Regulatory Compliance and Explainability
FinCEN SR 11-7 and OCC Bulletin 2011-12 establish model risk management requirements for models used in BSA/AML compliance. These requirements mandate that institutions document model assumptions, validate model performance on an ongoing basis, and provide explanations for model outputs that are comprehensible to compliance officers and examiners.
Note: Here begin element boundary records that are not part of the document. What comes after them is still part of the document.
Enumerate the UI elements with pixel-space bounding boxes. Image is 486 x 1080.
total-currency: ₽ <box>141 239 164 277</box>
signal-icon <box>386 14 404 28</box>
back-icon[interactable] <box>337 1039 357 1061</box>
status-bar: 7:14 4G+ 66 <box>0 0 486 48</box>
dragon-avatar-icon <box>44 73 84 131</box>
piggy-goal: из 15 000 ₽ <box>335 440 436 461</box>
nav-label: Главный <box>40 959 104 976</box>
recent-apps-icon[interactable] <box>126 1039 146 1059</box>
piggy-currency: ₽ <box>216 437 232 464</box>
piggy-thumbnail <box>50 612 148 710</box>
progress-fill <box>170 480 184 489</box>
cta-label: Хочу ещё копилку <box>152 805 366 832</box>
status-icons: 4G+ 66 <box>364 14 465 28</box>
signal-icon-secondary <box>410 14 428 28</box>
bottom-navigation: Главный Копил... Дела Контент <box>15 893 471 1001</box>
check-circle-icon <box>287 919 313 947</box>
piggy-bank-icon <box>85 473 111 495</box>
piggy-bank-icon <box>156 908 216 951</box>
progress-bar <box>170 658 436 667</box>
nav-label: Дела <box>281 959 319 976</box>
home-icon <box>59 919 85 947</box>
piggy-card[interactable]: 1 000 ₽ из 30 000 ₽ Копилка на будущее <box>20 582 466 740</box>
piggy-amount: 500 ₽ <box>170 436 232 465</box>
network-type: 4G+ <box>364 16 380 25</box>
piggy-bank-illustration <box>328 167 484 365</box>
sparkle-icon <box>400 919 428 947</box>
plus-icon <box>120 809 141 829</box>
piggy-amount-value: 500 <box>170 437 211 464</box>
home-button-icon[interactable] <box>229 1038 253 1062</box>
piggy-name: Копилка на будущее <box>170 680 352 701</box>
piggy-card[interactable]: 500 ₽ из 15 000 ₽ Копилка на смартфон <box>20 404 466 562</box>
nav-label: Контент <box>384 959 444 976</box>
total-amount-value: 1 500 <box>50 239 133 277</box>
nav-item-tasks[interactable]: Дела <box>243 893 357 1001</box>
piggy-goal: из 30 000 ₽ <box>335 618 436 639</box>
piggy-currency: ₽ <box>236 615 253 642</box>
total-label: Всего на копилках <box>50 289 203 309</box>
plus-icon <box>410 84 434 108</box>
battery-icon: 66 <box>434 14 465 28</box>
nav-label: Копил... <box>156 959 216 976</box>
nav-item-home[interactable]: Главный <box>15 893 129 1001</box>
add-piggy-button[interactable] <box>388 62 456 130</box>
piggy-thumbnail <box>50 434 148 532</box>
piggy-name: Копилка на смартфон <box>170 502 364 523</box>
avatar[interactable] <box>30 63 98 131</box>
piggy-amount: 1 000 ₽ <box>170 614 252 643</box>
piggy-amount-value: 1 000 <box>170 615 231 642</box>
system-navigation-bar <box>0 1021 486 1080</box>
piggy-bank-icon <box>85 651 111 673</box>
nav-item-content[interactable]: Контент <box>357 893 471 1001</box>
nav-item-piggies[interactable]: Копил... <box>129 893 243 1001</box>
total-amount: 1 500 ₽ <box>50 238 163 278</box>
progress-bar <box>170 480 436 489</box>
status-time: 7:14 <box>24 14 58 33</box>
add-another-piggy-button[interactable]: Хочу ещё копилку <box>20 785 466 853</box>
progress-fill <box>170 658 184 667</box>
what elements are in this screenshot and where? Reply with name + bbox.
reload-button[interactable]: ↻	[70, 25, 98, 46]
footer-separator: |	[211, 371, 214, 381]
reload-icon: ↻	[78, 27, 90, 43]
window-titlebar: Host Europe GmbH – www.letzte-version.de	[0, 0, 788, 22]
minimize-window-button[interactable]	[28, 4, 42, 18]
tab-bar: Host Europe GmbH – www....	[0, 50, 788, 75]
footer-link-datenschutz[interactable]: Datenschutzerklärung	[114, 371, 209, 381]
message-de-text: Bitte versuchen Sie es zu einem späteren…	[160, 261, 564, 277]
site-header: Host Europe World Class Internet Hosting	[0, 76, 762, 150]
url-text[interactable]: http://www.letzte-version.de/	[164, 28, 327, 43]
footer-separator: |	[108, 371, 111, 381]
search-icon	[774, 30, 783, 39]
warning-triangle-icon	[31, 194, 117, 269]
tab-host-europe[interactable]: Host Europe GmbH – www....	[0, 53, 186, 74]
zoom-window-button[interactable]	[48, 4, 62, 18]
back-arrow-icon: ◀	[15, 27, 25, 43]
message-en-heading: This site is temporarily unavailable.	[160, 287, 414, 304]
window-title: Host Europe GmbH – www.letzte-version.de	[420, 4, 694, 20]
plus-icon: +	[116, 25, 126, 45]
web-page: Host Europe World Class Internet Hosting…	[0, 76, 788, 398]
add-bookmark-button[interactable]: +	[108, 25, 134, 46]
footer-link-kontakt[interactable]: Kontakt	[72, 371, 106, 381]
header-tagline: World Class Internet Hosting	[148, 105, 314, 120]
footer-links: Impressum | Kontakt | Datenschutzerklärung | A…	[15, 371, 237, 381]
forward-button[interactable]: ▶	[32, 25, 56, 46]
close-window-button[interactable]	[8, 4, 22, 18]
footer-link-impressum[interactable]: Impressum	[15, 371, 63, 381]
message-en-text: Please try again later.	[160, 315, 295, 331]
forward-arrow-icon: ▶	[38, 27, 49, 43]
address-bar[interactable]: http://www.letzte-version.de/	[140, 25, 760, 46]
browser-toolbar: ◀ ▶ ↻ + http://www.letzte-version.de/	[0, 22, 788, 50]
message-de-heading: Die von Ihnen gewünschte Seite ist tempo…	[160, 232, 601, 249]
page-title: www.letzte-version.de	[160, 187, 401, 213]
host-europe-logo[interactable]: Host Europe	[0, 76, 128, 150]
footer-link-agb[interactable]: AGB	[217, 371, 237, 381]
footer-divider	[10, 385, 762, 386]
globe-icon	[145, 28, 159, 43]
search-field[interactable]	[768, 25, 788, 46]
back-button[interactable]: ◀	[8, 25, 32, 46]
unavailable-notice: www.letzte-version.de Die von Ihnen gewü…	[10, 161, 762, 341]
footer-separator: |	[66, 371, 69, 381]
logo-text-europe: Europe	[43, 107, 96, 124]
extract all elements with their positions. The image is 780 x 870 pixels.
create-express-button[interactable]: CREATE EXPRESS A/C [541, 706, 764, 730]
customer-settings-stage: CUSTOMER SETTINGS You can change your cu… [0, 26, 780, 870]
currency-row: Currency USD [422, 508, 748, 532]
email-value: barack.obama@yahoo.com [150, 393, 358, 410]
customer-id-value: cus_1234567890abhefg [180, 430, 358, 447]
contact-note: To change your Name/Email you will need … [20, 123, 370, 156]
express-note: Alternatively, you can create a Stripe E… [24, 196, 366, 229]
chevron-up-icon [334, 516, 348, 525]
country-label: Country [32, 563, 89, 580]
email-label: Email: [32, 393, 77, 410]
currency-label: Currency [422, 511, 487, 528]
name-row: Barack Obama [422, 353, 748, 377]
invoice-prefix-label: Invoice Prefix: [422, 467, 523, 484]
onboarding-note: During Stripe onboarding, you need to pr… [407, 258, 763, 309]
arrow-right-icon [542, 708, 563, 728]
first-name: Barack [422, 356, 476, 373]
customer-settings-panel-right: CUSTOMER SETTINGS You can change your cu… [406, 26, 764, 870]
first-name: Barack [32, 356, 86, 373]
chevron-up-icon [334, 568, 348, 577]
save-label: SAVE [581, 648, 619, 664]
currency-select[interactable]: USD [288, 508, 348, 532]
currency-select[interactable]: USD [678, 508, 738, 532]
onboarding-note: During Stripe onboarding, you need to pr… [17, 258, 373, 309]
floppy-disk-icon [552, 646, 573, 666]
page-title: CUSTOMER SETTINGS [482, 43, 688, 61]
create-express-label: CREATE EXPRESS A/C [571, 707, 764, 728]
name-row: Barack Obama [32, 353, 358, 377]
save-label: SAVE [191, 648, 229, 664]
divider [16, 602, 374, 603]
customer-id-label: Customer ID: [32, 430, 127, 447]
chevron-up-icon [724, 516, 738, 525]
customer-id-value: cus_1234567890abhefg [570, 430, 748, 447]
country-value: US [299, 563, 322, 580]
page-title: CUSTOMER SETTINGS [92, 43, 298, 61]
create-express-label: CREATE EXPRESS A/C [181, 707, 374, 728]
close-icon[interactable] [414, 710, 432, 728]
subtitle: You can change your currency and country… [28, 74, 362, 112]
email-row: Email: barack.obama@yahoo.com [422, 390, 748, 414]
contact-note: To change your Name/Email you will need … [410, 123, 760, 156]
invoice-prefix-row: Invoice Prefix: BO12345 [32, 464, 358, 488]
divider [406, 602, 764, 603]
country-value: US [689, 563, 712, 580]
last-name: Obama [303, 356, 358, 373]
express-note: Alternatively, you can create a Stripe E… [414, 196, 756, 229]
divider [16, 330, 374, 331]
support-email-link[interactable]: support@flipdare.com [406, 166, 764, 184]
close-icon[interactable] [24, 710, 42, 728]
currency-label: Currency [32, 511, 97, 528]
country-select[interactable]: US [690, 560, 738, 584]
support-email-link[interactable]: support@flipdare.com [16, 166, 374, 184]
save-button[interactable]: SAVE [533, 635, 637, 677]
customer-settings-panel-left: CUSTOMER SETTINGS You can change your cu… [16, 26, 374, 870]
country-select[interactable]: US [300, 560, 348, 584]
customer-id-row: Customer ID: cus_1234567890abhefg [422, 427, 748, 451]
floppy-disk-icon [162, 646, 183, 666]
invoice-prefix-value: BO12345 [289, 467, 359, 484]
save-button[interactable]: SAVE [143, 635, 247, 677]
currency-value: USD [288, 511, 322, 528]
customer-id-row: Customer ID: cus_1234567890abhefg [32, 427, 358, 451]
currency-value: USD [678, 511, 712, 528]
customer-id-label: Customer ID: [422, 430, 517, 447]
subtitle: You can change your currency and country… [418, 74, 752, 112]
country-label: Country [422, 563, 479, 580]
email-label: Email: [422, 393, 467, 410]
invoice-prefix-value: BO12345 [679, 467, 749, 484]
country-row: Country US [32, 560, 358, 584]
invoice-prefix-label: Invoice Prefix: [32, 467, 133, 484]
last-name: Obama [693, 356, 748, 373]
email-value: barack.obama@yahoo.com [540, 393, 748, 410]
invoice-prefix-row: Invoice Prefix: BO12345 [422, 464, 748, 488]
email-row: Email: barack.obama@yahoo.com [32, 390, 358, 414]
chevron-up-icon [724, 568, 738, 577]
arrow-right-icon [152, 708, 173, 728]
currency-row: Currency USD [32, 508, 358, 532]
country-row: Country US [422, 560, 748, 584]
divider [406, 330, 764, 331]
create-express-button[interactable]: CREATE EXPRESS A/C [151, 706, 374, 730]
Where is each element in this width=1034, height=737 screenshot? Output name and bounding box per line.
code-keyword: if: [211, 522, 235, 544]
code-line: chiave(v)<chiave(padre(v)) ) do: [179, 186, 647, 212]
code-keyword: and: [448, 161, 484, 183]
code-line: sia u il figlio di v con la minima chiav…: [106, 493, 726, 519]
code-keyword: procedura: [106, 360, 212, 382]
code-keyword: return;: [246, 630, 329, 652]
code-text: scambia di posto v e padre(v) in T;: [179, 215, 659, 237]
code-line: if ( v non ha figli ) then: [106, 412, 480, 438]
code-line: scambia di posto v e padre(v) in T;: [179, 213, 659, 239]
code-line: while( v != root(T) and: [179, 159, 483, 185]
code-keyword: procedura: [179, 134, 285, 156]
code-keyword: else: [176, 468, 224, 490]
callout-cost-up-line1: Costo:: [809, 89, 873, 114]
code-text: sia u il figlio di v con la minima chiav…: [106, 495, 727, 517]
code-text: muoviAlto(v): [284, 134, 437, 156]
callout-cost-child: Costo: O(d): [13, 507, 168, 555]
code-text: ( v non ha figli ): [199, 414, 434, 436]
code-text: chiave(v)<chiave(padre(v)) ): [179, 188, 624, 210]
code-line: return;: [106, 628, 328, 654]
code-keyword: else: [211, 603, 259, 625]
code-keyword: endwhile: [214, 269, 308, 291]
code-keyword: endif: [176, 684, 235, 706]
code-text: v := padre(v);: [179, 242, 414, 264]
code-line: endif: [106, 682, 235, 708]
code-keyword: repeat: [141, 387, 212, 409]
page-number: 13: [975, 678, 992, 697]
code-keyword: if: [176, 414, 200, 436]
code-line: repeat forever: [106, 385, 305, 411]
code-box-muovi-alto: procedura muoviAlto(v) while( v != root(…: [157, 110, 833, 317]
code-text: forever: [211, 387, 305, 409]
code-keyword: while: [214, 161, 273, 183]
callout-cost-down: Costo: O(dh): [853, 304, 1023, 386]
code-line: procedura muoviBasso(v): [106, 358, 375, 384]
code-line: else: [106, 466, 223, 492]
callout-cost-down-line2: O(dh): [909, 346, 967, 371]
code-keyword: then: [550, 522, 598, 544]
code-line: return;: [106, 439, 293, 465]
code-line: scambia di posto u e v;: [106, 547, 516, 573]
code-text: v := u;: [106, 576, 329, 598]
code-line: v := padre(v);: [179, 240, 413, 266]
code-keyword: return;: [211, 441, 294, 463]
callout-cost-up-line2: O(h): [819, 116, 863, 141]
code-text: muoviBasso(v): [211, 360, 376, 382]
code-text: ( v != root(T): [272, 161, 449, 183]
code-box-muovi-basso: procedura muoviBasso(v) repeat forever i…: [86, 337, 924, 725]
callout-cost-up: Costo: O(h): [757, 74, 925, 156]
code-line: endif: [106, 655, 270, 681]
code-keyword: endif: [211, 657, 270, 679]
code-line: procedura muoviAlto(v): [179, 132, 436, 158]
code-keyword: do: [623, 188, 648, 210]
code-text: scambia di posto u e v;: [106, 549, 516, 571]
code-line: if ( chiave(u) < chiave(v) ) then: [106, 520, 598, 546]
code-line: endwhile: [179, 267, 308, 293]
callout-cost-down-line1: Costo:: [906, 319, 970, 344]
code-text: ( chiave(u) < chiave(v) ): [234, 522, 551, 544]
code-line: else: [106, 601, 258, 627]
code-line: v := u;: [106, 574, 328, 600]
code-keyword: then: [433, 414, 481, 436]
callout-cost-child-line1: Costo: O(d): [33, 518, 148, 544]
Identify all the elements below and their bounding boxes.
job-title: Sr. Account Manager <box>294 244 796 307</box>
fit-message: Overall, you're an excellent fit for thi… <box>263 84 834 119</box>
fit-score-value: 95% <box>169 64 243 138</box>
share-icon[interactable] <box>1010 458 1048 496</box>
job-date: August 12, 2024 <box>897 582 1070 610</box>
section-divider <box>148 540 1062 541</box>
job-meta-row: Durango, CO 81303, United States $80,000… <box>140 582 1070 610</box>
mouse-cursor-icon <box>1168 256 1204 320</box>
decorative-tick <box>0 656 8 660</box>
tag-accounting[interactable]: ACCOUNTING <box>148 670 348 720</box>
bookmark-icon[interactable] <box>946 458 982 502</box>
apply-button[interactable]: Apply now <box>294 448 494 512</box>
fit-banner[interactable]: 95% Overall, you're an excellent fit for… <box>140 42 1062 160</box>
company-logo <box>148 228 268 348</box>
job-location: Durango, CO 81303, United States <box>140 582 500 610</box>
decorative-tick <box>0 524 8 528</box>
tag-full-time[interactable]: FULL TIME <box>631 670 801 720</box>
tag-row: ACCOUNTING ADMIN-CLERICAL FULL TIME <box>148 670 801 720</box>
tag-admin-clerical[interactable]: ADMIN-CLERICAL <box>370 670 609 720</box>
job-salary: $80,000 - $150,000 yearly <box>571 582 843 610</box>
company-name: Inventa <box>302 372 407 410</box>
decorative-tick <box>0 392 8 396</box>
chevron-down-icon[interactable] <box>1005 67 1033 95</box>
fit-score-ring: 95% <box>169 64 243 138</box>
SHAP values satisfy these requirements because they provide mathematically grounded, additive feature attributions. For each screening decision, the system generates a ranked list of features that contributed to the match probability, with positive contributions (increasing match likelihood) and negative contributions (decreasing match likelihood) clearly distinguished. An explanation might read: "Match probability elevated by: name similarity (Jaro-Winkler 0.89, +0.23), shared jurisdiction of incorporation (UAE, +0.18), transaction amount in 95th percentile (+0.09). Match probability reduced by: DOB mismatch (1967 vs 1984, -0.31), no graph path to sanctioned entity network (-0.14), regular transaction pattern consistent with 18-month history (-0.08)."
This level of transparency enables compliance officers to make informed decisions and provides examiners with a clear audit trail of the model's reasoning. The system logs every SHAP explanation alongside the screening decision, creating an immutable record that satisfies audit requirements.
Conclusion
Fuzzy string matching has served as the foundation of sanctions screening for over two decades, but its limitations are increasingly untenable as sanctions lists grow in size and complexity. The contextual entity resolution approach described in this paper demonstrates that incorporating identity structure, relationship graphs, and behavioral features can dramatically reduce false positive rates without compromising detection sensitivity.
The critical enabler for regulated deployment is explainability. SHAP-based feature importance scores provide the transparency required by model risk management frameworks, enabling compliance officers to understand, validate, and justify screening decisions. As regulatory expectations for AI governance continue to evolve, explainability will transition from a competitive advantage to a baseline requirement for sanctions screening technology.